Le imprese potranno scegliere liberamente i sistemi di tracciamento presenti sul mercato, nel rispetto delle indicazioni del Decreto direttoriale n. 253/2024, in attesa di ulteriori integrazioni normative.
L’Ispettorato nazionale del Lavoro chiarisce ha specificato che l’obbligo di installare sistemi di geolocalizzazione Gps sui veicoli che trasportano rifiuti speciali pericolosi (previsto dall’art.188-bis del d.lgs.152/2006 e dal Dm 59/2023) non rientra nell’ambito dell’art. 4 dello Statuto dei lavoratori.
In particolare:
- il Gps è imposto da una norma speciale come condizione per esercitare l’attività;
- non è considerato uno strumento di controllo dei lavoratori;
- non è uno strumento necessario alla prestazione lavorativa.

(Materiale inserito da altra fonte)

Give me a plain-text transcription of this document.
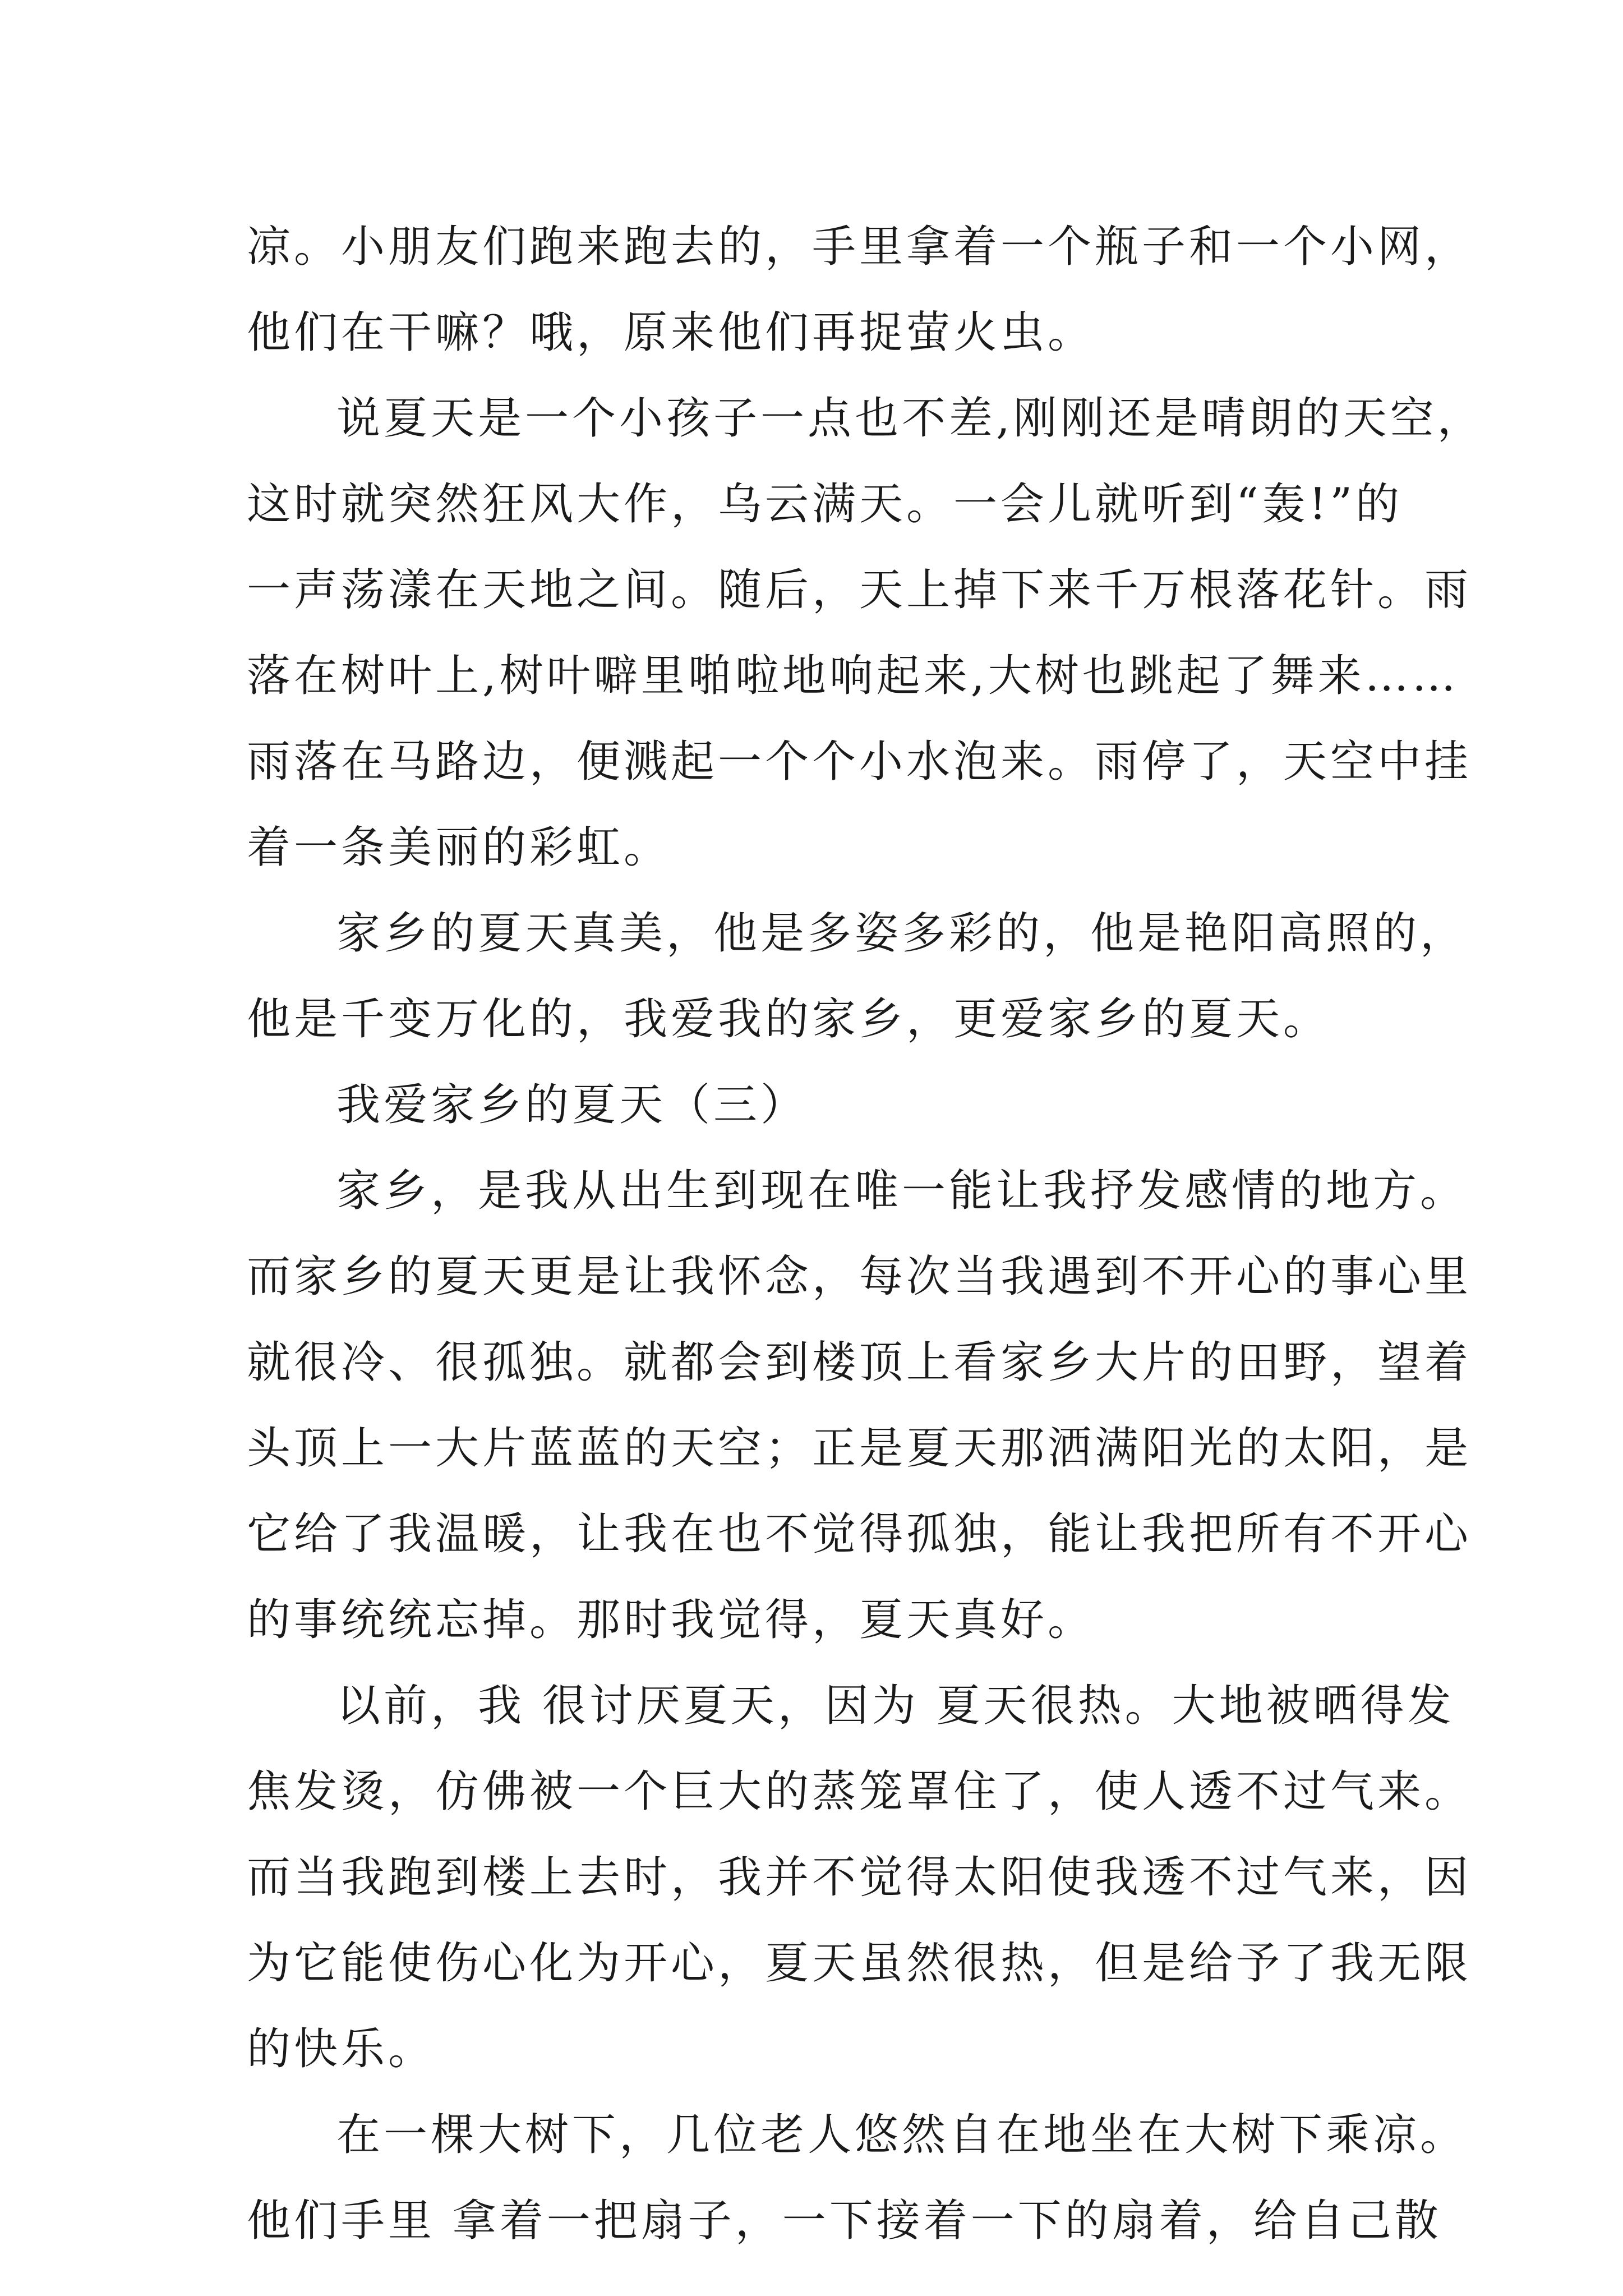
凉。小朋友们跑来跑去的，手里拿着一个瓶子和一个小网，
他们在干嘛？哦，原来他们再捉萤火虫。
说夏天是一个小孩子一点也不差,刚刚还是晴朗的天空，
这时就突然狂风大作，乌云满天。一会儿就听到“轰!”的
一声荡漾在天地之间。随后，天上掉下来千万根落花针。雨
落在树叶上,树叶噼里啪啦地响起来,大树也跳起了舞来……
雨落在马路边，便溅起一个个小水泡来。雨停了，天空中挂
着一条美丽的彩虹。
家乡的夏天真美，他是多姿多彩的，他是艳阳高照的，
他是千变万化的，我爱我的家乡，更爱家乡的夏天。
我爱家乡的夏天（三）
家乡，是我从出生到现在唯一能让我抒发感情的地方。
而家乡的夏天更是让我怀念，每次当我遇到不开心的事心里
就很冷、很孤独。就都会到楼顶上看家乡大片的田野，望着
头顶上一大片蓝蓝的天空；正是夏天那洒满阳光的太阳，是
它给了我温暖，让我在也不觉得孤独，能让我把所有不开心
的事统统忘掉。那时我觉得，夏天真好。
以前，我 很讨厌夏天，因为 夏天很热。大地被晒得发
焦发烫，仿佛被一个巨大的蒸笼罩住了，使人透不过气来。
而当我跑到楼上去时，我并不觉得太阳使我透不过气来，因
为它能使伤心化为开心，夏天虽然很热，但是给予了我无限
的快乐。
在一棵大树下，几位老人悠然自在地坐在大树下乘凉。
他们手里 拿着一把扇子，一下接着一下的扇着，给自己散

Di conseguenza le imprese iscritte al Rentri obbligate alla geolocalizzazione non devono chiedere autorizzazione preventiva all’Ispettorato territoriale del lavoro. Tuttavia, per rispettare il Gdpr:
- la geolocalizzazione deve essere usata solo per le finalità di tracciabilità dei rifiuti;
- se l’azienda vuole usare il Gps anche per altre finalità (organizzazione, tutela patrimonio, sicurezza sul lavoro), scatta l’obbligo di seguire la procedura dell’art. 4, comma 1, dello Statuto dei lavoratori.